Voltaire. Le philosophe ignorant [ID D19779].
XLI. De Confucius.
Les Chinois n'eurent aucune superstition, aucun charlatanisme à se reprocher comme les autres peuples. Le gouvernement chinois montrait aux hommes, il y a fort au delà de quatre mille ans, et leur montre encore qu'on peut les régir sans les tromper; que ce n'est pas par le mensonge qu'on sert le Dieu de vérité; que la superstition est non seulement inutile, mais nuisible à la religion. Jamais l’adoration de Dieu ne fut si pure et si sainte qu'à la Chine (àla révélation près). Je ne parle pas des sectes du peuple, je parle de la religion du prince, de celle de tous les tribunaux et de tout ce qui n’est pas populace. Quelle est la religion de tous les honnêtes gens à la Chine, depuis tant de siècles? la voici: Adorez le ciel, et soyez juste. Aucun empereur n'en a eu d’autre.
On place souvent le grand Confutzée, que nous nommons Confucius, parmi les anciens législateurs, parmi les fondateurs de religions: c'est une grande inadvertance. Confutzée est très moderne; il ne vivait que six cent cinquante ans avant notre ère. Jamais il n'institua aucun culte, aucun rite; jamais il ne se dit ni inspiré ni prophète; il ne fit que rassembler en un corps les anciennes lois de la morale.
Il invite les hommes à pardonner les injures et à ne se souvenir que des bienfaits
A veiller sans cesse sur soi-même, à corriger aujourd'hui les fautes d'hier;
A réprimer ses passions, et à cultiver l'amitié; à donner sans faste, et à ne recevoir que l'extrême nécessaire sans bassesse.

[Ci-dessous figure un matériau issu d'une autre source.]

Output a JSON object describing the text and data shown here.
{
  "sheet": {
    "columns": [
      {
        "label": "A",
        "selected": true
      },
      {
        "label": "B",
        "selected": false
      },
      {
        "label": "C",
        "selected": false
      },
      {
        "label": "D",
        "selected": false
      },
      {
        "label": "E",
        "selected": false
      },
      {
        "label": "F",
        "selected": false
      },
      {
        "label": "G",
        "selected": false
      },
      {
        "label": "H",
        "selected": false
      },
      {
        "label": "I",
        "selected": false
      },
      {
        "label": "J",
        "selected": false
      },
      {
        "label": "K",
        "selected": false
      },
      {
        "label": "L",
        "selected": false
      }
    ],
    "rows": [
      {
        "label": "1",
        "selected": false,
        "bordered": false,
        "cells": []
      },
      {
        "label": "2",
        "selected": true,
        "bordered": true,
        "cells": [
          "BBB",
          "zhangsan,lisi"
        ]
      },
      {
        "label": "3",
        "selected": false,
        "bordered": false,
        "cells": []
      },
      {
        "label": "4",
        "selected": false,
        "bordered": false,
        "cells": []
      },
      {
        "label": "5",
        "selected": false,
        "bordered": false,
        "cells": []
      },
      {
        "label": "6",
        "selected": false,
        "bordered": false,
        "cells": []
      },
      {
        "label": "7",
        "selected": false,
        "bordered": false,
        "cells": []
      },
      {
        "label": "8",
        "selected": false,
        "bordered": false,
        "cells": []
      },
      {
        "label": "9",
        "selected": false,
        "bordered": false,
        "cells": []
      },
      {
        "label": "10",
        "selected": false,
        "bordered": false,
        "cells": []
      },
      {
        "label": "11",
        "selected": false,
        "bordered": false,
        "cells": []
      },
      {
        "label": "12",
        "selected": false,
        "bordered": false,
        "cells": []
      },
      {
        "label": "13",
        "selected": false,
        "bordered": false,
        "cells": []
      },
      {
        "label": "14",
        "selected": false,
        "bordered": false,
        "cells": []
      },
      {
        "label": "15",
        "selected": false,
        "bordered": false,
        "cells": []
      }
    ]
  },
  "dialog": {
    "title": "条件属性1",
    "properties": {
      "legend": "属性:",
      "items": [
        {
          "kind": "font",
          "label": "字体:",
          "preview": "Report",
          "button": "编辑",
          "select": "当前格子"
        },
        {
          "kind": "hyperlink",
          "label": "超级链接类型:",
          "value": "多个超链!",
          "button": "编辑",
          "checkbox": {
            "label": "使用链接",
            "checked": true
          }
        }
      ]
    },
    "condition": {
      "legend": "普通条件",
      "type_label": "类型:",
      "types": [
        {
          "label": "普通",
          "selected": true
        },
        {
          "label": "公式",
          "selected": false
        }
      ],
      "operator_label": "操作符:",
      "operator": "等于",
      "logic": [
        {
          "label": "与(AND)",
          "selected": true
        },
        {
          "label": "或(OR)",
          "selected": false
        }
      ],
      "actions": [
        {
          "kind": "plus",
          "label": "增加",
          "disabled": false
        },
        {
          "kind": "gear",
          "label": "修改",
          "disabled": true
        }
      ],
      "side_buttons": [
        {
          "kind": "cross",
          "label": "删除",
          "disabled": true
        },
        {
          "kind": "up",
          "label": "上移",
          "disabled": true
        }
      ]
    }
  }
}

Il ne dit point qu'il ne faut pas faire à autrui ce que nous ne voulons pas qu'on fasse à nous-mêmes: ce n'est que défendre le mal; il fait plus, il recommande le bien: «Traite autrui comme tu veux qu’on te traite.»
Il enseigne non seulement la modestie, mais encore l'humilité; il recommande toutes les vertus.